ICC   25427
INSTITUTO DE INVESTIGACION EN CIENCIAS DE LA COMPUTACION
Unidad Ejecutora - UE
congresos y reuniones científicas
Título:
Prosody Prediction from Syntactic, Lexical, and Word Embedding Features
Autor/es:
ROSE SLOAN; RITVIK SHRIVASTAVA; SYED SARFARAZ AKHTAR; AGUSTÍN GRAVANO; BRYAN LI; JULIA HIRSCHBERG
Lugar:
Viena
Reunión:
Workshop; 10th ISCA Speech Synthesis Workshop; 2019
Institución organizadora:
International Speech Communication Association
Resumen:
Accurate prosody prediction from text leads to more natural-sounding TTS. In this work, we employ a new set of features to predict ToBI pitch accent and phrase boundaries from text. We investigate a wide variety of text-based features, including many new syntactic features, several types of word embeddings, co-reference features, LIWC features, and specificity information.
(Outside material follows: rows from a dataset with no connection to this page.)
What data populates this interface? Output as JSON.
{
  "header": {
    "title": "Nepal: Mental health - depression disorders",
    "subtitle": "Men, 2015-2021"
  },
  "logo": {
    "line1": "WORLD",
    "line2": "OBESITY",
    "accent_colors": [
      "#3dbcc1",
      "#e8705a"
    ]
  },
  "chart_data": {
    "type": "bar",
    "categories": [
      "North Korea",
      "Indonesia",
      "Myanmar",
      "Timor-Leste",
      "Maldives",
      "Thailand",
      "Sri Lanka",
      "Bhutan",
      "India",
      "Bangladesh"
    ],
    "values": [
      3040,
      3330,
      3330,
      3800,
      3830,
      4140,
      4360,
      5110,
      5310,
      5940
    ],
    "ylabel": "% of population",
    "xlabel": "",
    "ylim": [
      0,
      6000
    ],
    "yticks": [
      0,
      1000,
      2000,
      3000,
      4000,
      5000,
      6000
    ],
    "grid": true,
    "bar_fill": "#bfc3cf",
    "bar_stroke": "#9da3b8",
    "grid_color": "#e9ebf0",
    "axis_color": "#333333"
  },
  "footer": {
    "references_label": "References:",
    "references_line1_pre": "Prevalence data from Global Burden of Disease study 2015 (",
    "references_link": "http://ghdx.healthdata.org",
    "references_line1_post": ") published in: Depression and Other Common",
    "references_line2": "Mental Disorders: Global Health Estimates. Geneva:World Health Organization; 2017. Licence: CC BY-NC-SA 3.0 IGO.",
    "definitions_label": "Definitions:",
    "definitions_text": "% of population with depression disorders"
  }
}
We focus our work on the Boston Radio News Corpus, a ToBI-labeled corpus of relatively clean news broadcasts, but also test our classifiers on Audix, a smaller corpus of read news, and on the Columbia Games Corpus, a corpus of conversational speech, in order to test the applicability of our model in cross-corpus settings. Our results show strong performance on both tasks, as well as some promising results for cross-corpus applications of our models.